5 – Loving – Secure children are the by-product of loving parents. Insecure children are the by-product of fussy parents. Fussy parents will push their children into the culture to find love (security).
The “Adamic deficit” will grow inside your child if you complicate his fallenness by your fallenness. Your imitation of Christ will close the gap that separates your child from Christ.
6 – Exporting – Christianity is an exportable religion. You are in the import/export business. What is being poured into you will be poured out to your children, good or bad. If Christ is authentically and practically in you, then He will be exported to your children.
There is an intentionality to the Gospel. Living it is not a passive exercise.
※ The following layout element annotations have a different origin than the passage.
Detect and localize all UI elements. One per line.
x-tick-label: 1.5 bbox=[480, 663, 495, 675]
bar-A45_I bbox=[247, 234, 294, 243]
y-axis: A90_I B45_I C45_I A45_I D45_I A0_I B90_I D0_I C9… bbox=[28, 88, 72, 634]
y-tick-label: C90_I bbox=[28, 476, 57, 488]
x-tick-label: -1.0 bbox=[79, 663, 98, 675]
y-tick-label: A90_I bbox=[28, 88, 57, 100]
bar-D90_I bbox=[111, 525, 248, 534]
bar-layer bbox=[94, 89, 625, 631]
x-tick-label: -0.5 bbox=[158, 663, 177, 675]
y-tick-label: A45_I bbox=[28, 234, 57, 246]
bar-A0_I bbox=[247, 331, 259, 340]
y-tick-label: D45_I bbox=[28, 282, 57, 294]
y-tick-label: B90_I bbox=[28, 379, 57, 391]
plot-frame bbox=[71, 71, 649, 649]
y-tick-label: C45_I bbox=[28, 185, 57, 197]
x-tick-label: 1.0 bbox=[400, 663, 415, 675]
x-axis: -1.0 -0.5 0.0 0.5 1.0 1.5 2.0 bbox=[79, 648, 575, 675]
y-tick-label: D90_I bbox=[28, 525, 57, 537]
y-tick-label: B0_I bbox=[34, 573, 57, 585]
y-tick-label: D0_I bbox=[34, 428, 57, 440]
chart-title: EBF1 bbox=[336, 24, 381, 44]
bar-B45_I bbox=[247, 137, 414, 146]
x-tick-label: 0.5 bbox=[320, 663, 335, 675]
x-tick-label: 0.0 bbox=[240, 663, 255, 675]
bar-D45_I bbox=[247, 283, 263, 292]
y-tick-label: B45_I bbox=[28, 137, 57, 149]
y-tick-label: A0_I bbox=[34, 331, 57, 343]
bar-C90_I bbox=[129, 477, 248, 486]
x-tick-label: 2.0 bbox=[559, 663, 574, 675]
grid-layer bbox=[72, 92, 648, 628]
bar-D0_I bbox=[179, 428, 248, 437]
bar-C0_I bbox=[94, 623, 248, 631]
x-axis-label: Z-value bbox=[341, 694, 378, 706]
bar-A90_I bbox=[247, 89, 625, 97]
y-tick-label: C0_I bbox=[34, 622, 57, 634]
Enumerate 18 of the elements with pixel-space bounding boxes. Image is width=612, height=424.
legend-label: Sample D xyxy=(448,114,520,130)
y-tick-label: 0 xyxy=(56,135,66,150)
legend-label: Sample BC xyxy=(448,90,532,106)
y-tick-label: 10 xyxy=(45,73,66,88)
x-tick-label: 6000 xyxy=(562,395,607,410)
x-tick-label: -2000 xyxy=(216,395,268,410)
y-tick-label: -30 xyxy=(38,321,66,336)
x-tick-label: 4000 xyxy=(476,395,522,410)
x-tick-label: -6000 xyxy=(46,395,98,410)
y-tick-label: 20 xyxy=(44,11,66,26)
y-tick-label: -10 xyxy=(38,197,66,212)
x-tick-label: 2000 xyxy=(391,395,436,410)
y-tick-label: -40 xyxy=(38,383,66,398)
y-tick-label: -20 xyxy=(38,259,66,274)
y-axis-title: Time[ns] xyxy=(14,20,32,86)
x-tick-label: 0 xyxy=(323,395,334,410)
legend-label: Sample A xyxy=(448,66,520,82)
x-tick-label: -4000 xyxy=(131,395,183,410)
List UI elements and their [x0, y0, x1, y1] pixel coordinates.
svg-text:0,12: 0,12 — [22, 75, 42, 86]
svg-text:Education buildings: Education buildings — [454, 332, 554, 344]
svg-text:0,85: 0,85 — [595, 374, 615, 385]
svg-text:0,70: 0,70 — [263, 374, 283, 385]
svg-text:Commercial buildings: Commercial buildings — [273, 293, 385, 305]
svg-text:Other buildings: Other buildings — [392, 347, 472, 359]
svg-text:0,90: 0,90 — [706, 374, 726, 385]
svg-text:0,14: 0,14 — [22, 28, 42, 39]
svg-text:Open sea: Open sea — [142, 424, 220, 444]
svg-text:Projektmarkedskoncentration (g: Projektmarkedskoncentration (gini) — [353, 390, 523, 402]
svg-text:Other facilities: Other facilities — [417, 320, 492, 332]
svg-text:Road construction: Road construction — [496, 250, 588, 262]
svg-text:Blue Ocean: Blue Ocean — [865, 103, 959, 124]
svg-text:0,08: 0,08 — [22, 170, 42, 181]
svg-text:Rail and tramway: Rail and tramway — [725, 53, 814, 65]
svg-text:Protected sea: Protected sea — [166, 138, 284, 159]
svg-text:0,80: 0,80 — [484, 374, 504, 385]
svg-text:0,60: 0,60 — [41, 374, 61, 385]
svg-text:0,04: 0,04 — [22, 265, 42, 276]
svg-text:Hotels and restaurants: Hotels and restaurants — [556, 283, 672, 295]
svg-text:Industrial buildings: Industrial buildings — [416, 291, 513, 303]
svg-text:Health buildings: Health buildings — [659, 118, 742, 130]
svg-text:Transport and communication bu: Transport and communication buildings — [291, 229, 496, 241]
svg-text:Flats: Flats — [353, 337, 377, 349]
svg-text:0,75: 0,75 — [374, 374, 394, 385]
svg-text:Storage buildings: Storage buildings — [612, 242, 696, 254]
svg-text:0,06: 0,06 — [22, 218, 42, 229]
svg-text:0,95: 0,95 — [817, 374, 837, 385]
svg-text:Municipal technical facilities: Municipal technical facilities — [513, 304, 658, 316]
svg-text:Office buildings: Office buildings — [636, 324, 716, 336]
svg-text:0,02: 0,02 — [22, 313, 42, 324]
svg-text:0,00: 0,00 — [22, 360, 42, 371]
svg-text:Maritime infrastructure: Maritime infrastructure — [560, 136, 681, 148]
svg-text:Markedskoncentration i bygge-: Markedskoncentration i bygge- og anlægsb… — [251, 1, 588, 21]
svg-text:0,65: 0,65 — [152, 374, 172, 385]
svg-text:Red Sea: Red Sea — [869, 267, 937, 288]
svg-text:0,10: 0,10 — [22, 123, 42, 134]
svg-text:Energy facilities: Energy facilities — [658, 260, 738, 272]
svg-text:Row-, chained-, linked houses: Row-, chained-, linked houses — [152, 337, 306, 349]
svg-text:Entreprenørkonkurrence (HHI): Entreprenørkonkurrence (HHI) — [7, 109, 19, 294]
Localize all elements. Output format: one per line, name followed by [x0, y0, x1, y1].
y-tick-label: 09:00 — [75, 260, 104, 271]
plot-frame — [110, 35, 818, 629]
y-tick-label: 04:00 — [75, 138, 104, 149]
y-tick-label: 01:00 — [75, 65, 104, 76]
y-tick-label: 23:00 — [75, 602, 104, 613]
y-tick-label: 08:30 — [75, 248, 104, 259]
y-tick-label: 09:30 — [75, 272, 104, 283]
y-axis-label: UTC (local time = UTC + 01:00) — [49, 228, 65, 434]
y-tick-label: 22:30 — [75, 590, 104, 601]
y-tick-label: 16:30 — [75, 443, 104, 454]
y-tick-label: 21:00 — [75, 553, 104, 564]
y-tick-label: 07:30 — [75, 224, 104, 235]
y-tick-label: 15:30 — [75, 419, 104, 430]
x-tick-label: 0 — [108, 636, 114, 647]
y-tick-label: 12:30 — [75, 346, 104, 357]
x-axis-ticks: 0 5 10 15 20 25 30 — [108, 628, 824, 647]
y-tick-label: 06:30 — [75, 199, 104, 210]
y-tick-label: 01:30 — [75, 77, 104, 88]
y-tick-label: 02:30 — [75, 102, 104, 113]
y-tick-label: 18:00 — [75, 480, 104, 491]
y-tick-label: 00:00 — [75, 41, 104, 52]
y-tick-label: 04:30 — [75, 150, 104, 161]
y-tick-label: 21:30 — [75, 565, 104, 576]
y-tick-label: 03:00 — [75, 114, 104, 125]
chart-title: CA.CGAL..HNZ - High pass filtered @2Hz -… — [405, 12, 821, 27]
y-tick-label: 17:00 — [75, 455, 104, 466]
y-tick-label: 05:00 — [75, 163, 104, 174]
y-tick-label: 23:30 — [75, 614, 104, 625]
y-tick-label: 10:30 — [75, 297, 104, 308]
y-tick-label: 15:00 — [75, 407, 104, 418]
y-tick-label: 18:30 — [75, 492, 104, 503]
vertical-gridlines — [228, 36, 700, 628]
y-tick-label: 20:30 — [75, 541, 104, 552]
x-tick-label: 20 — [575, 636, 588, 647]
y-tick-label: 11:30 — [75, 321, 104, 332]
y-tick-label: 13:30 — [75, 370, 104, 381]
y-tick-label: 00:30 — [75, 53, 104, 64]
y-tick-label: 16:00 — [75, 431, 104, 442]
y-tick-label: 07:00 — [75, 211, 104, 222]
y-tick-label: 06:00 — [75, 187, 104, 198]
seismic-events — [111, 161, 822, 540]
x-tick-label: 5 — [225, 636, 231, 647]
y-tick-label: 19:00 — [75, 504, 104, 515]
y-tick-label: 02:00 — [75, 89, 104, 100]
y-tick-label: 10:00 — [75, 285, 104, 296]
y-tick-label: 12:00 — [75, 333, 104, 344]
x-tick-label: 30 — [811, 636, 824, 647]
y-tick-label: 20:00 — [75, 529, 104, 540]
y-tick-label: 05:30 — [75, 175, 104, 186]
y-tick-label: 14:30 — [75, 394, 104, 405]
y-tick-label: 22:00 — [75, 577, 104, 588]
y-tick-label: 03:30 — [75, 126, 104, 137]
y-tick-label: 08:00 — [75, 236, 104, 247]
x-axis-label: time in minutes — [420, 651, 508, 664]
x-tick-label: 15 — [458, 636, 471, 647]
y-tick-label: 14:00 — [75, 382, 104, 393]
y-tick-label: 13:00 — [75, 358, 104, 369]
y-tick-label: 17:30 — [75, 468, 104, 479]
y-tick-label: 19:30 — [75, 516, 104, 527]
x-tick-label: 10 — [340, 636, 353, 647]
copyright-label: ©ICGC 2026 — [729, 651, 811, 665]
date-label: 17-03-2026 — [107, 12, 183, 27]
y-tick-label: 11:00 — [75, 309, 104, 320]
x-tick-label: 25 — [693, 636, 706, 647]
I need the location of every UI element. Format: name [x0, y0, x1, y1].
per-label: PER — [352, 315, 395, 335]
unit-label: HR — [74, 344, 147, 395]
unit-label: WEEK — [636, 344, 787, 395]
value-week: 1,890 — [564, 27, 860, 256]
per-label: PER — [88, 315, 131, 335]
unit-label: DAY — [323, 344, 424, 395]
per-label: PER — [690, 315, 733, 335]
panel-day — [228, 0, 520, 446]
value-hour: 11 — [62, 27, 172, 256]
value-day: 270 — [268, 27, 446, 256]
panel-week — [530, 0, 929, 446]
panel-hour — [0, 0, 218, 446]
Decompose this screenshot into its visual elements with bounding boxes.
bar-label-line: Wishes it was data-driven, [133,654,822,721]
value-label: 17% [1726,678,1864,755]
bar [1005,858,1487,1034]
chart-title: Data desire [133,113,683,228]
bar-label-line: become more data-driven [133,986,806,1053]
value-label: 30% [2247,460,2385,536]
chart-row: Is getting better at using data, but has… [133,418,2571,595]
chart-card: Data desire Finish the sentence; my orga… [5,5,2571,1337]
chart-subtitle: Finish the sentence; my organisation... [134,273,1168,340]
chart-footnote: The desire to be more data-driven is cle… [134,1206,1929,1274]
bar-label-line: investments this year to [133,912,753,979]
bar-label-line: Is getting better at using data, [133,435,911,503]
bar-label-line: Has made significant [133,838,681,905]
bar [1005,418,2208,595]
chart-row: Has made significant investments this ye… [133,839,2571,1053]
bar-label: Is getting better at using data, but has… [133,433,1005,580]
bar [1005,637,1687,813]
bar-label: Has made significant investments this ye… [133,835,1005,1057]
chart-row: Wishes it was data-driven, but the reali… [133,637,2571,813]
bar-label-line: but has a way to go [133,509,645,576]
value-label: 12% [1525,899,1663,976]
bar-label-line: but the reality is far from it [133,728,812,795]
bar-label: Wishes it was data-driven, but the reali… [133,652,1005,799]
Your job is to go into all the world with the Gospel, and the first step in that process is to take the Gospel to your children. All that I’ve said is how to do it–praying, being, relating, repenting, and loving.
7 – Releasing – The parent’s responsibility is not to get children saved. God does the saving. The parent’s job is to not complicate what only God can do. Be assured, God can and will save any child in spite of the parents, but hurdles don’t have to be created that hinder them from getting to God.
You want to cooperate with the LORD so your children can be released into the world as men and women who know how to submit to God while fulfilling the capacities and gifting that God has given to them.
Call to action
- Praying – How do you know you’re trusting the LORD to save and transform your children?
- Being – What elements of the fruit of the Spirit do you need to work on? What is your plan for change?
- Relating – What does your “marriage TV reality show” reveal to your children on a day to day basis?
- Repenting – Is your home an active repenting home? What does that look like in your home?
- Loving – How are you affecting your children?
- Exporting – What needs to change in you to position your child for a better life?
- Releasing – As you look to your child’s future release date, what are some things you need to address? What does your child need to address?